Don’t mess with the IRS
The information in this article is intended for those looking to open a foreign bank or brokerage account for greater convenience doing business or investing offshore. Using foreign accounts to evade US tax is illegal and an extremely bad idea.
The IRS is getting increasingly aggressive about pursuing Americans who try to avoid tax through overseas accounts and it is not a good idea to tangle with them. Make sure you declare all foreign accounts and income when required.
As well as declaring foreign income on your tax return, this may include a special declaration of the existence and balance of your overseas accounts.
In particular, if the combined balance of your foreign accounts from banks, brokerages and other institutions totals more than US$10,000 at any point during the year, you must file form TDF-90-22.1 with the Department of the Treasury by June 30th each year. Failure to do so exposes you to possible severe penalties, including forfeiture of up to half the account balance.

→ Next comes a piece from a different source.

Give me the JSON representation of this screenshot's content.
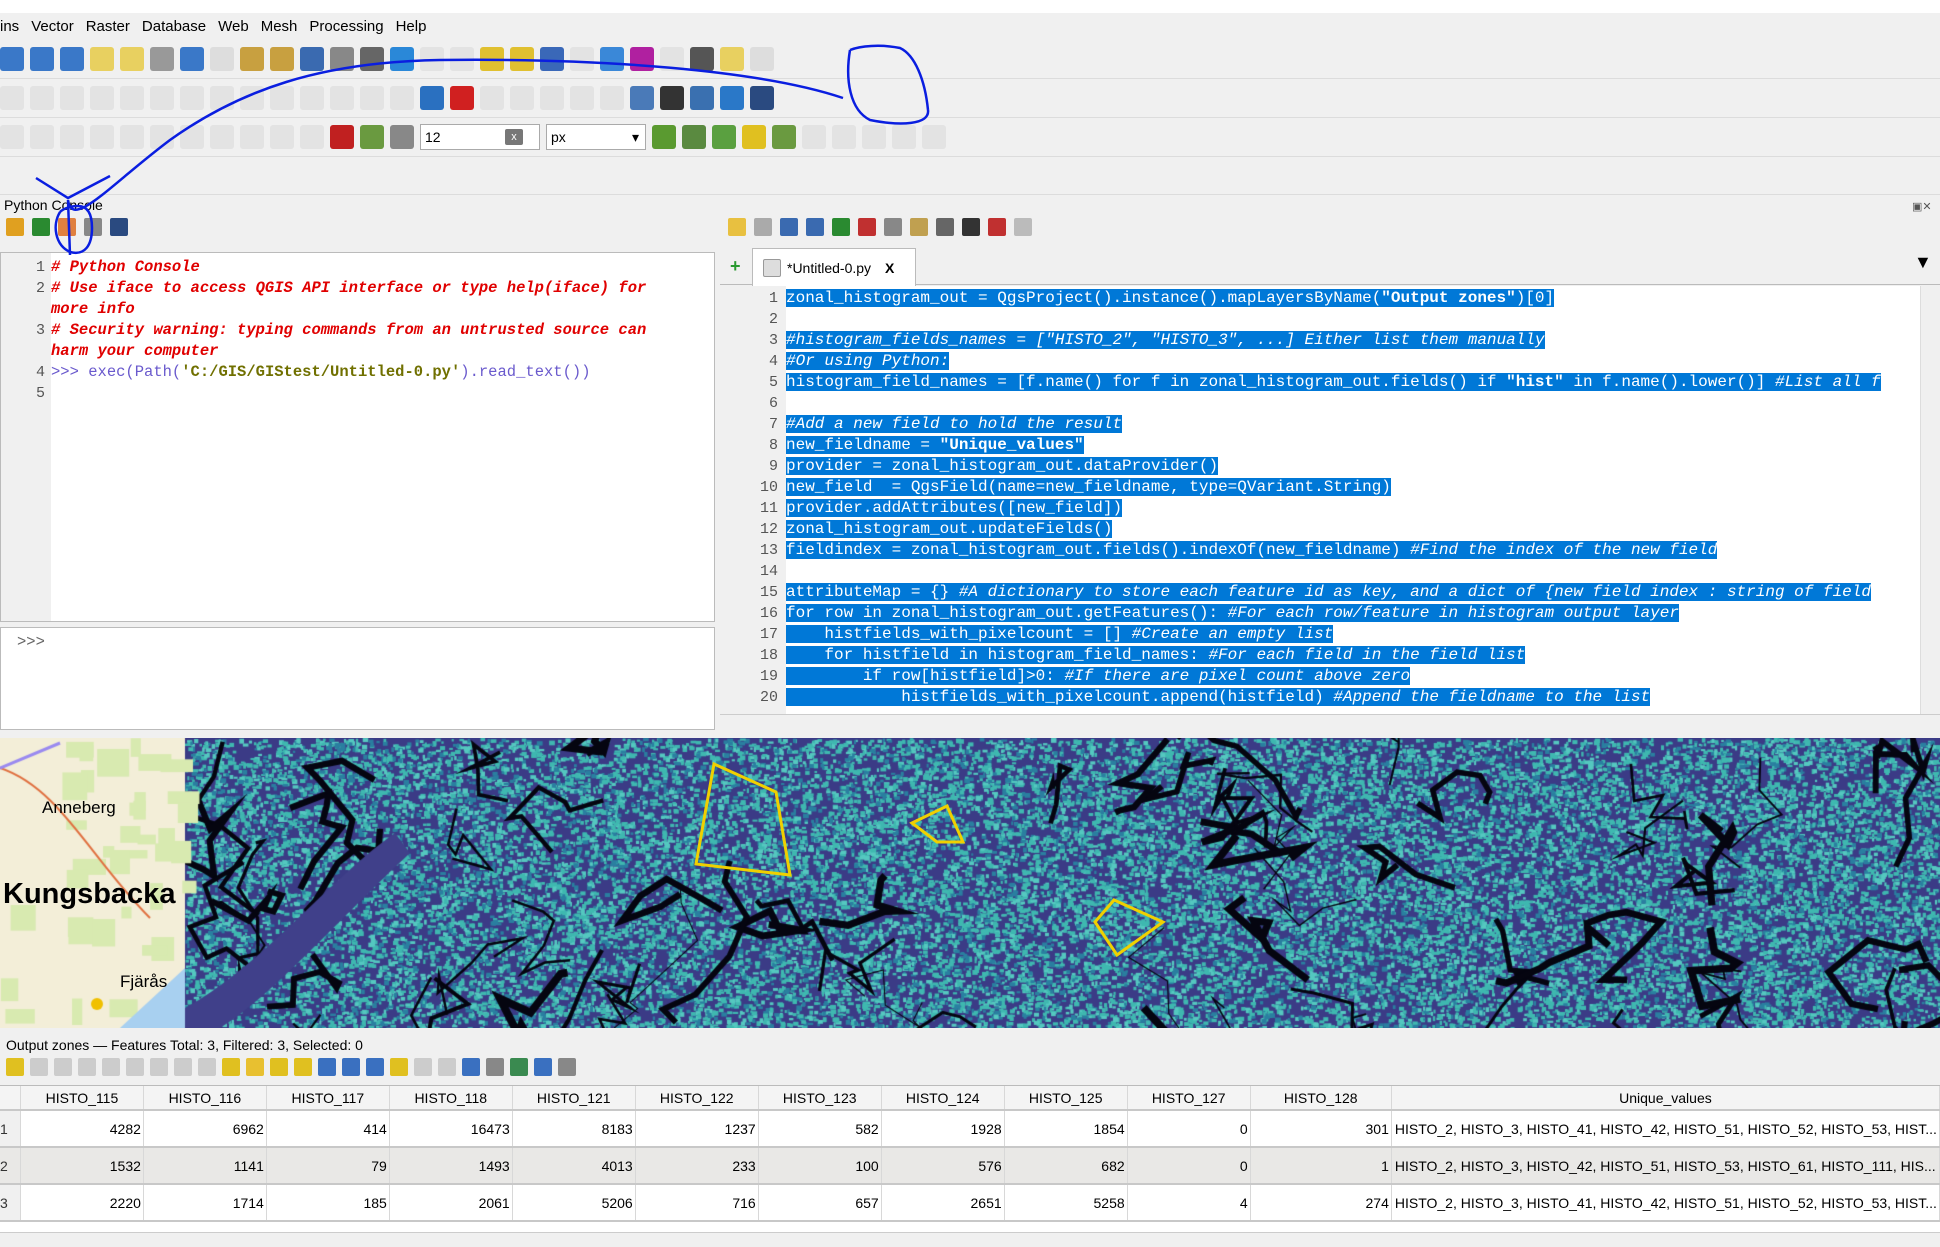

In addition, a provision from FATCA (IRC § 6038D) now obliges taxpayers to report foreign financial accounts and assets with an aggregate value of over US$50,000. This rule covers a much broader range of assets and takes effect in all tax years after March 2010.Please note: I am not a US citizen or US resident, nor have I ever been. This article is provided for background information only in response to a common question about international investing. Where necessary, you should consult an qualified financial adviser who can provide expert advice tailored to your personal circumstances and your tax liabilities.